I “seagulls” tornano nella massima serie dopo ben 34 anni di assenza. Si tratta peraltro di una promozione avvenuta da outsider, in quanto le squadre favorite erano ben altre, leggi Newcastle, Aston Villa o QPR.

L’artefice principale di questo grande successo è indubbiamente il presidente Tony Bloom, proprietario del Brighton dal 2009. In questi otto anni, Bloom ha investito circa 250 milioni di sterline per il club, 92 dei quali solo per il nuovo stadio,  realizzato dall’impresa KSS Groupon e inaugurato nel 2011, quando la squadra milita addirittura in League One. Tale impianto, denominato AMEX Stadium per via dello sponsor American Express, ha una capienza di 30mila posti. 

Dense di significato sono anche le recenti dichiarazioni dello stesso presidente: “Andando indietro di vent’anni, la squadra era senza una casa, il club non sapeva dove andare, mentre adesso siamo vicini alla Premier League. Sono un grande tifoso del Brighton da quarant’anni. Quando ho commissionato la costruzione del nuovo stadio e del nuovo centro sportivo, l’ho fatto solo per amore nei confronti di questo club.  Vedere qui quasi 30mila spettatori è un sogno che diventa realtà. È qualcosa di sorprendente”.

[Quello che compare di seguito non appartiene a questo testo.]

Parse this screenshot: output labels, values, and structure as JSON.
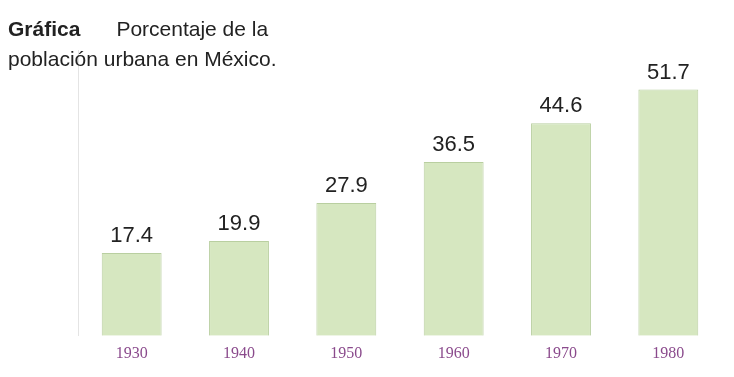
{
  "chart_data": {
    "type": "bar",
    "title": "Gráfica",
    "subtitle": "Porcentaje de la población urbana en México.",
    "categories": [
      "1930",
      "1940",
      "1950",
      "1960",
      "1970",
      "1980"
    ],
    "values": [
      17.4,
      19.9,
      27.9,
      36.5,
      44.6,
      51.7
    ],
    "color": "#d6e7c0",
    "ylim": [
      0,
      60
    ],
    "grid": false,
    "data_labels": true,
    "tick_labels": "x"
  }
}
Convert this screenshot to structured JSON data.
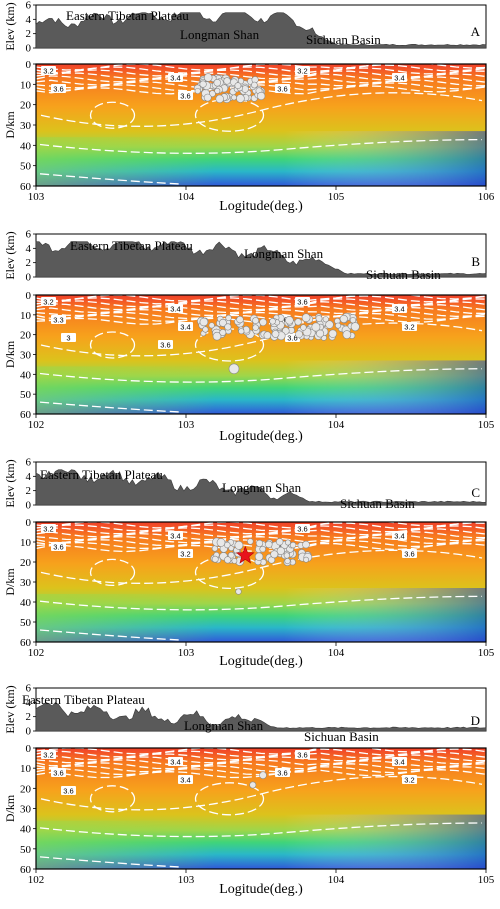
{
  "figure": {
    "panels": [
      {
        "letter": "A",
        "elev_label": "Elev (km)",
        "depth_label": "D/km",
        "xlabel": "Logitude(deg.)",
        "regions": [
          "Eastern Tibetan Plateau",
          "Longman Shan",
          "Sichuan Basin"
        ],
        "x_ticks": [
          "103",
          "104",
          "105",
          "106"
        ],
        "elev_ticks": [
          "0",
          "2",
          "4",
          "6"
        ],
        "depth_ticks": [
          "0",
          "10",
          "20",
          "30",
          "40",
          "50",
          "60"
        ],
        "contour_labels": [
          "3.2",
          "3.4",
          "3.2",
          "3.4",
          "3.6",
          "3.6",
          "3.6"
        ],
        "has_star": false
      },
      {
        "letter": "B",
        "elev_label": "Elev (km)",
        "depth_label": "D/km",
        "xlabel": "Logitude(deg.)",
        "regions": [
          "Eastern Tibetan Plateau",
          "Longman Shan",
          "Sichuan Basin"
        ],
        "x_ticks": [
          "102",
          "103",
          "104",
          "105"
        ],
        "elev_ticks": [
          "0",
          "2",
          "4",
          "6"
        ],
        "depth_ticks": [
          "0",
          "10",
          "20",
          "30",
          "40",
          "50",
          "60"
        ],
        "contour_labels": [
          "3.2",
          "3.4",
          "3.6",
          "3.4",
          "3.3",
          "3.4",
          "3.6",
          "3.2",
          "3",
          "3.6",
          "3.6"
        ],
        "has_star": false
      },
      {
        "letter": "C",
        "elev_label": "Elev (km)",
        "depth_label": "D/km",
        "xlabel": "Logitude(deg.)",
        "regions": [
          "Eastern Tibetan Plateau",
          "Longman Shan",
          "Sichuan Basin"
        ],
        "x_ticks": [
          "102",
          "103",
          "104",
          "105"
        ],
        "elev_ticks": [
          "0",
          "2",
          "4",
          "6"
        ],
        "depth_ticks": [
          "0",
          "10",
          "20",
          "30",
          "40",
          "50",
          "60"
        ],
        "contour_labels": [
          "3.2",
          "3.4",
          "3.6",
          "3.4",
          "3.6",
          "3.2",
          "3.4",
          "3.6"
        ],
        "has_star": true
      },
      {
        "letter": "D",
        "elev_label": "Elev (km)",
        "depth_label": "D/km",
        "xlabel": "Logitude(deg.)",
        "regions": [
          "Eastern Tibetan Plateau",
          "Longman Shan",
          "Sichuan Basin"
        ],
        "x_ticks": [
          "102",
          "103",
          "104",
          "105"
        ],
        "elev_ticks": [
          "0",
          "2",
          "4",
          "6"
        ],
        "depth_ticks": [
          "0",
          "10",
          "20",
          "30",
          "40",
          "50",
          "60"
        ],
        "contour_labels": [
          "3.2",
          "3.4",
          "3.6",
          "3.4",
          "3.6",
          "3.4",
          "3.6",
          "3.2",
          "3.6"
        ],
        "has_star": false
      }
    ]
  }
}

La sua pazienza e, soprattutto, la sua notevole lungimiranza sono state alla fine premiate.

Passando alla squadra, il manager è l’irlandese Chris Hughton, ex giocatore del Tottenham e sulla panchina dei “gabbiani” dal 2014. È alla sua seconda promozione in Premier League dopo quella ottenuta nel 2010 con il Newcastle.

Determinanti sono stati anche gli attaccanti Glenn Murray e Anthony Knockaert, due veri e propri gemelli del gol: assieme hanno realizzato 37 marcature.

Ora, a tre giornate dal termine del campionato, il Brighton è a 92 punti, con sette lunghezze in più del Newcastle di Rafa Benitez. L’ultimo obiettivo stagionale è quello di vincere il campionato mantenendo questo primato.